Nina pudriéndose en su ataúd mientras su «aptitud» permitía que su cerebro se dispersara en la noche como un informe y malévolo espectro.
Los ojos azules de Nina saliendo de sus cuencas en una marea de gusanos mientras su cerebro destrozado se reparaba al mismo tiempo que se pudría.
La energía de todos aquellos que ella «usaba» fluyendo hacia ella hasta que Nina se levantaba en la misma explosión de juventud que yo sentí fluyendo hacia mí, sólo que Nina era un cadáver moviéndose en la oscuridad.
¿Vendría aquí?
Toda mi familia estuvo despierta esa noche, algunos conmigo, algunos entre yo y la oscuridad. Pero aún así yo no pude dormir.
La señora Hodges no quiso vender la casa hasta que el doctor Hartman ofreció —y pagó— una cantidad exorbitante. Yo podía haber interferido en las negociaciones, pero después de haber visto a la señora Hodges decidí no hacerlo.

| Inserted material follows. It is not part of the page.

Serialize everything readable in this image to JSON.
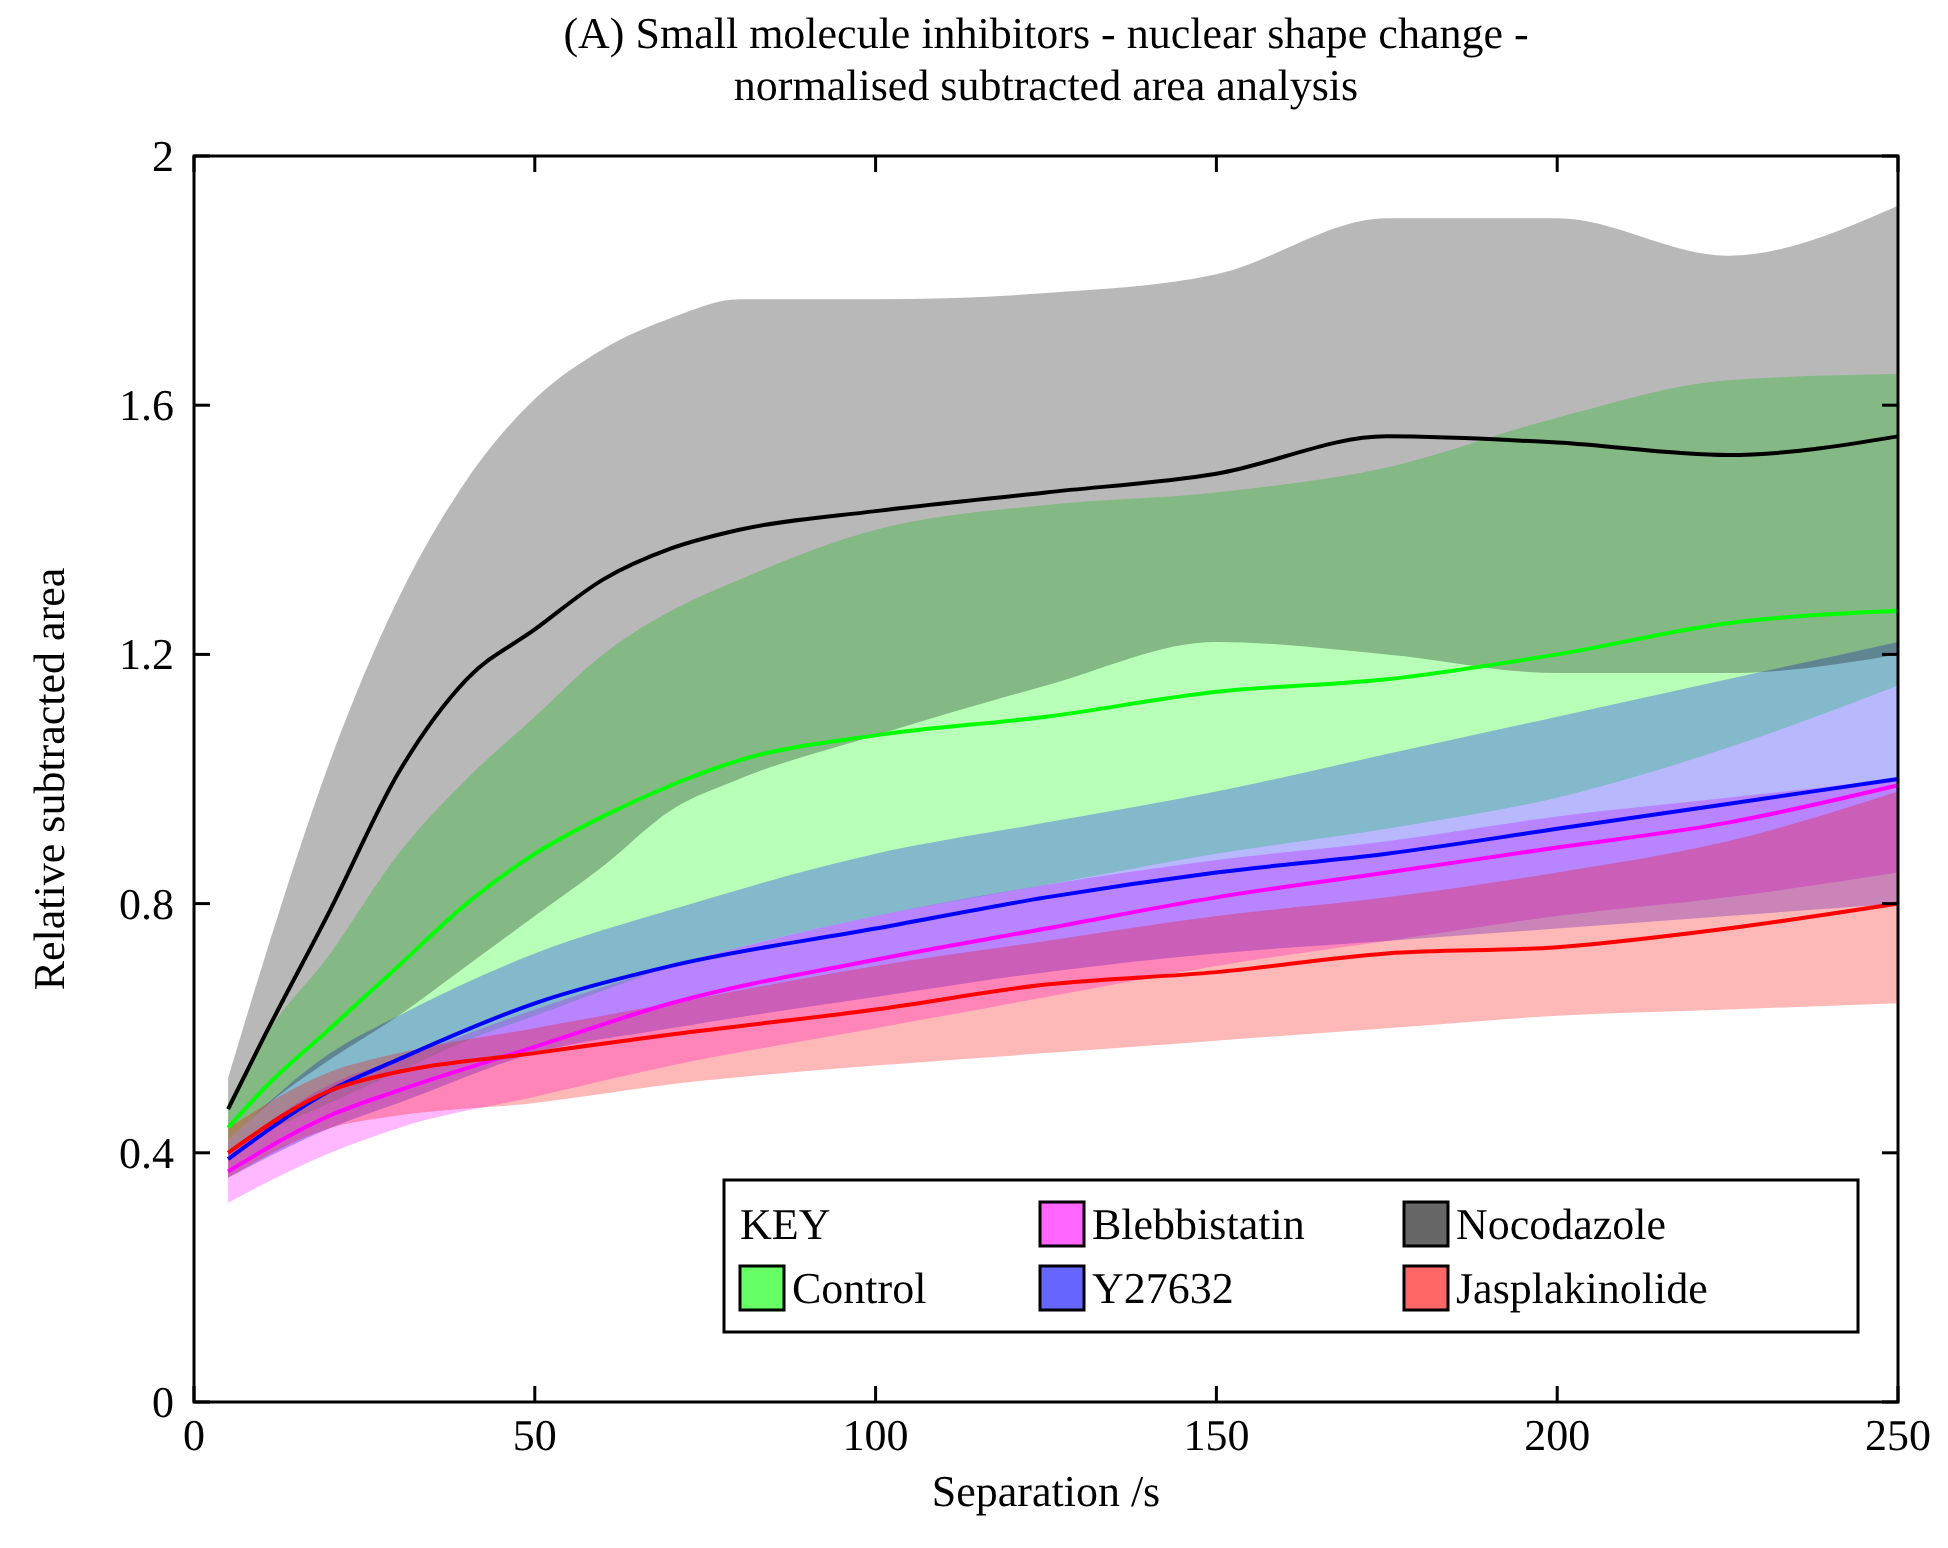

Habían pasado menos de cinco meses desde que George, su marido, había sufrido su infeliz accidente, pero había envejecido veinte años. Siempre se había teñido el cabello de un tono marrón, pero ahora se lo dejaba en mechones blancos sueltos. Tenía los ojos apáticos. Nunca había sido atractiva, pero ahora no se esforzaba en esconder las arrugas, las verrugas y el vello facial con maquillaje.

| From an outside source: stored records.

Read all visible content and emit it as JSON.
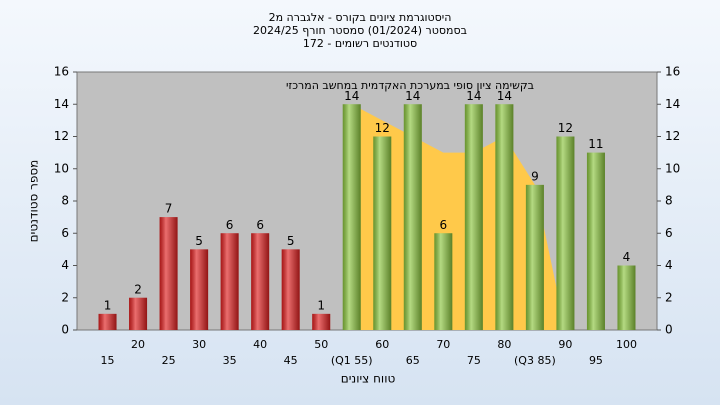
{
  "chart_data": {
    "type": "bar",
    "title": "היסטוגרמת ציונים בקורס - אלגברה מ2",
    "subtitle": "בסמסטר  (01/2024)  סמסטר חורף  2024/25",
    "subtitle2": "סטודנטים רשומים - 172",
    "annotation": "בקשימה  ציון סופי במערכת האקדמית במחשב המרכזי",
    "x_label": "טווח ציונים",
    "y_label": "מספר סטודנטים",
    "categories": [
      "15",
      "20",
      "25",
      "30",
      "35",
      "40",
      "45",
      "50",
      "(Q1 55)",
      "60",
      "65",
      "70",
      "75",
      "80",
      "(Q3 85)",
      "90",
      "95",
      "100"
    ],
    "values": [
      1,
      2,
      7,
      5,
      6,
      6,
      5,
      1,
      14,
      12,
      14,
      6,
      14,
      14,
      9,
      12,
      11,
      4
    ],
    "colors": [
      "#e02020",
      "#e02020",
      "#e02020",
      "#e02020",
      "#e02020",
      "#e02020",
      "#e02020",
      "#e02020",
      "#8cc63f",
      "#8cc63f",
      "#8cc63f",
      "#8cc63f",
      "#8cc63f",
      "#8cc63f",
      "#8cc63f",
      "#8cc63f",
      "#8cc63f",
      "#8cc63f"
    ],
    "area": {
      "color": "#ffc94a",
      "values": [
        null,
        null,
        null,
        null,
        null,
        null,
        null,
        null,
        14,
        13,
        12,
        11,
        11,
        12,
        9,
        0,
        null,
        null
      ]
    },
    "ylim": [
      0,
      16
    ],
    "yticks": [
      0,
      2,
      4,
      6,
      8,
      10,
      12,
      14,
      16
    ],
    "y2lim": [
      0,
      16
    ],
    "y2ticks": [
      0,
      2,
      4,
      6,
      8,
      10,
      12,
      14,
      16
    ],
    "grid": false
  }
}
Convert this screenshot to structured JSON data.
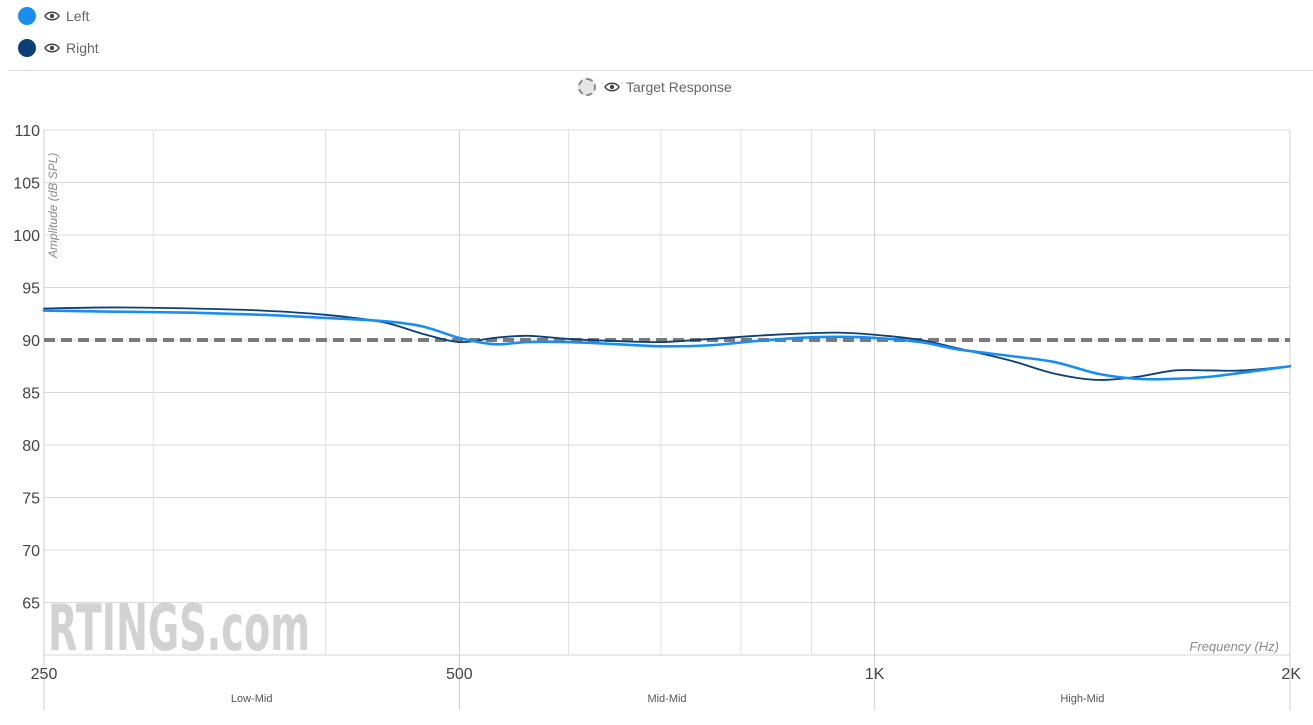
{
  "legend": {
    "items": [
      {
        "label": "Left",
        "color": "#1a8ef0",
        "icon": "eye-icon"
      },
      {
        "label": "Right",
        "color": "#0b3f75",
        "icon": "eye-icon"
      }
    ],
    "target": {
      "label": "Target Response",
      "icon": "eye-icon"
    }
  },
  "watermark": "RTINGS.com",
  "chart_data": {
    "type": "line",
    "xscale": "log",
    "xlim": [
      250,
      2000
    ],
    "ylim": [
      60,
      110
    ],
    "ylabel": "Amplitude (dB SPL)",
    "xlabel": "Frequency (Hz)",
    "y_ticks": [
      110,
      105,
      100,
      95,
      90,
      85,
      80,
      75,
      70,
      65
    ],
    "x_ticks": [
      {
        "value": 250,
        "label": "250"
      },
      {
        "value": 500,
        "label": "500"
      },
      {
        "value": 1000,
        "label": "1K"
      },
      {
        "value": 2000,
        "label": "2K"
      }
    ],
    "minor_x_gridlines": [
      300,
      400,
      600,
      700,
      800,
      900
    ],
    "bands": [
      {
        "label": "Low-Mid",
        "from": 250,
        "to": 500
      },
      {
        "label": "Mid-Mid",
        "from": 500,
        "to": 1000
      },
      {
        "label": "High-Mid",
        "from": 1000,
        "to": 2000
      }
    ],
    "grid": true,
    "series": [
      {
        "name": "Left",
        "color": "#1a8ef0",
        "x": [
          250,
          280,
          320,
          360,
          400,
          440,
          470,
          500,
          530,
          560,
          600,
          650,
          700,
          760,
          820,
          880,
          940,
          1000,
          1080,
          1150,
          1250,
          1350,
          1450,
          1550,
          1650,
          1750,
          1850,
          2000
        ],
        "y": [
          92.8,
          92.7,
          92.6,
          92.4,
          92.1,
          91.8,
          91.3,
          90.2,
          89.6,
          89.8,
          89.8,
          89.6,
          89.4,
          89.5,
          89.9,
          90.2,
          90.3,
          90.2,
          89.8,
          89.1,
          88.5,
          87.9,
          86.8,
          86.3,
          86.3,
          86.5,
          86.9,
          87.5
        ]
      },
      {
        "name": "Right",
        "color": "#0b3f75",
        "x": [
          250,
          280,
          320,
          360,
          400,
          440,
          470,
          500,
          530,
          560,
          600,
          650,
          700,
          760,
          820,
          880,
          940,
          1000,
          1080,
          1150,
          1250,
          1350,
          1450,
          1550,
          1650,
          1750,
          1850,
          2000
        ],
        "y": [
          93.0,
          93.1,
          93.0,
          92.8,
          92.4,
          91.7,
          90.6,
          89.8,
          90.2,
          90.4,
          90.1,
          89.9,
          89.8,
          90.1,
          90.4,
          90.6,
          90.7,
          90.5,
          90.0,
          89.2,
          88.1,
          86.8,
          86.2,
          86.5,
          87.1,
          87.1,
          87.1,
          87.5
        ]
      },
      {
        "name": "Target Response",
        "color": "#7a7a7a",
        "dashed": true,
        "x": [
          250,
          2000
        ],
        "y": [
          90,
          90
        ]
      }
    ]
  }
}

Pagamos un precio exorbitante. El dinero muy pronto dejaría de ser un problema y, además, en cuanto vi otra vez a la señora Hodges, pensé que podría serme útil en los días y semanas que vendrían.
La primavera llegó como siempre hace en mi querido Sur. A veces permitía que Culley me llevase a la sala de costura y una vez —sólo una vez— afuera para recostarme en la tumbona mientras el chico negro trabajaba en el jardín. Culley, Howard y el doctor Hartman habían levantado cercas altas alrededor de todo el complejo, cercas de tres metros, para que nadie pudiera vernos. Pero no me gustaba recibir la luz directa del sol. Era mucho más agradable compartir las percepciones de Justin cuando el niño se sentaba en la hierba o con la señorita Sewell, mientras ella tomaba el sol desnuda en el patio.
Los días se hacían más largos y más cálidos. La brisa entraba por mis ventanas abiertas. A veces creía oír los chillidos y las risas de la nieta de la señora Hodges y de su amiga desde el patio, pero después comprendía que debían de ser otras niñas, más lejos.
Los días olían a césped recién cortado y las noches a madreselva. Me sentía segura.